Everyone should have one.

I mean a trip to Tierra del Fuego, Falkland Islands, South Georgia, South Shetland Islands and the Antarctic Peninsula. Not only are these parts almost unrecognisably different from "our" subantarctic islands and "our" part of the continent but they are also stunningly beautiful.

Yes I know "ours" are too, but it’s a very different beauty. Where Macquarie, the great green sponge, is all high plateau, vivid greens and gold and a fringing necklace of beaches teeming with seals and penguins, its more or less equivalent in latitude, the Falklands, are low and grassy with sheep farms, and Port Stanley, time-locked into an England of 60 years ago. Or it would seem frozen in the past, were it not for the fact that it must be the equivalent of the elephants’ graveyard, the place where all Land Rovers go to die, but not for a rather long time yet. They may even breed there judging by the numbers. I was almost run down while crossing the main street by a road registered Hagglund, and I guess that’s a sight you don’t see every day. The town is all lovely little cottages with vivid lupin garden beds edged in white painted rocks and sea shells, quaint taverns and substantial old civic buildings and town greens and everywhere you look, derelict ship hulks. Incidentally, the Falklanders are in no doubt about what happened to them back in 1982. They say, unreservedly, that they were invaded by Argentina and liberated by British forces. Remarkably, a number of houses still have hand written posters in their windows welcoming Argentinian visitors to the island but very firmly admonishing them to forsake any notion of territorial claims.
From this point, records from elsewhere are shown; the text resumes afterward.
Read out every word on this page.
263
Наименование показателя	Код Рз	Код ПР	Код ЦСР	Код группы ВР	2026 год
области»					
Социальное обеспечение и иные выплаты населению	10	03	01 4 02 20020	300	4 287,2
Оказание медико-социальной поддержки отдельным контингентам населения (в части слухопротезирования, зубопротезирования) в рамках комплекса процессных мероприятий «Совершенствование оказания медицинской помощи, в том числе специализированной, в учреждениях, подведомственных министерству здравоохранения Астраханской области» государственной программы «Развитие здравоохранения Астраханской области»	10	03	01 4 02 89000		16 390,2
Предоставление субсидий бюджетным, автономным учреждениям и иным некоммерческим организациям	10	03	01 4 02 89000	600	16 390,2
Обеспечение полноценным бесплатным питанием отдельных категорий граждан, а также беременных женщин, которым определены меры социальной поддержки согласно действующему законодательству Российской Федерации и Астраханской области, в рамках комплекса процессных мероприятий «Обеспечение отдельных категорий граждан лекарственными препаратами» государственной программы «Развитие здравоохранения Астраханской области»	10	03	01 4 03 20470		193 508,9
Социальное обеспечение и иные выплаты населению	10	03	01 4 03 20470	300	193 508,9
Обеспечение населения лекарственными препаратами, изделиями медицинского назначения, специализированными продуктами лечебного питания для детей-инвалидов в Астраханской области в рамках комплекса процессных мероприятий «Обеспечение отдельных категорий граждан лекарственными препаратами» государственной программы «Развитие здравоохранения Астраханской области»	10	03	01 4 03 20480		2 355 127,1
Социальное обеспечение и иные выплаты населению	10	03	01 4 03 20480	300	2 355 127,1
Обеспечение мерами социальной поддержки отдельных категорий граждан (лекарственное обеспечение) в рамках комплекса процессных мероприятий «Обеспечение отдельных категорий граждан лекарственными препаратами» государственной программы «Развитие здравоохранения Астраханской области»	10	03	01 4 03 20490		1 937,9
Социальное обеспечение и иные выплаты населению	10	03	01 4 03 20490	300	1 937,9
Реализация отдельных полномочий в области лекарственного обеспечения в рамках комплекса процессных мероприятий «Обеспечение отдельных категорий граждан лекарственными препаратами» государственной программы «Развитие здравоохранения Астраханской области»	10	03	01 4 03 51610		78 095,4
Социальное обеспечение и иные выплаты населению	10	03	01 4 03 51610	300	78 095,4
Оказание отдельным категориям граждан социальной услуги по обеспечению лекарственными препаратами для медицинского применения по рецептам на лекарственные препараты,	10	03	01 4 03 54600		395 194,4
Port Stanley, Falkland Islands
Port Stanley, Falkland Islands

Street-Registered Hagglund
Hagglund


I suppose South Georgia is more or less the equivalent of Heard Island, in latitude and distance south of the Antarctic Convergence (Antarctic Polar Front) and is also a high, largely ice-covered land with great glaciers fringing its central plateau. Somehow, though, it doesn’t seem to me to have the brooding menace of Heard, which is a pretty tough place. I’ve always thought that one of the great, and greatly under acclaimed, ANARE endeavours was Bob Dovers and his helpers tramping round Heard to survey and map it, back in 1948.

South Georgia is much richer in vegetation and animal life than Heard and everywhere you walk you trip over history. There are abandoned whaling stations and boats, the grave of "The Boss", Ernest Shackleton, and the memorial his comrades erected to his memory; you can sail into King Haakon Bay where they landed after the epic boat journey from Elephant Island and you can walk to Shackleton Gap where Shackleton and Worsley and Crean came down to Stromness whaling station after struggling across the island.

There is Grytvikken with its excellent museum and beautifully restored church in the decaying whaling station, the ruins of Godthul and Stromness and Leith Harbour and scarcely a cove without evidence of the industry of the whalers.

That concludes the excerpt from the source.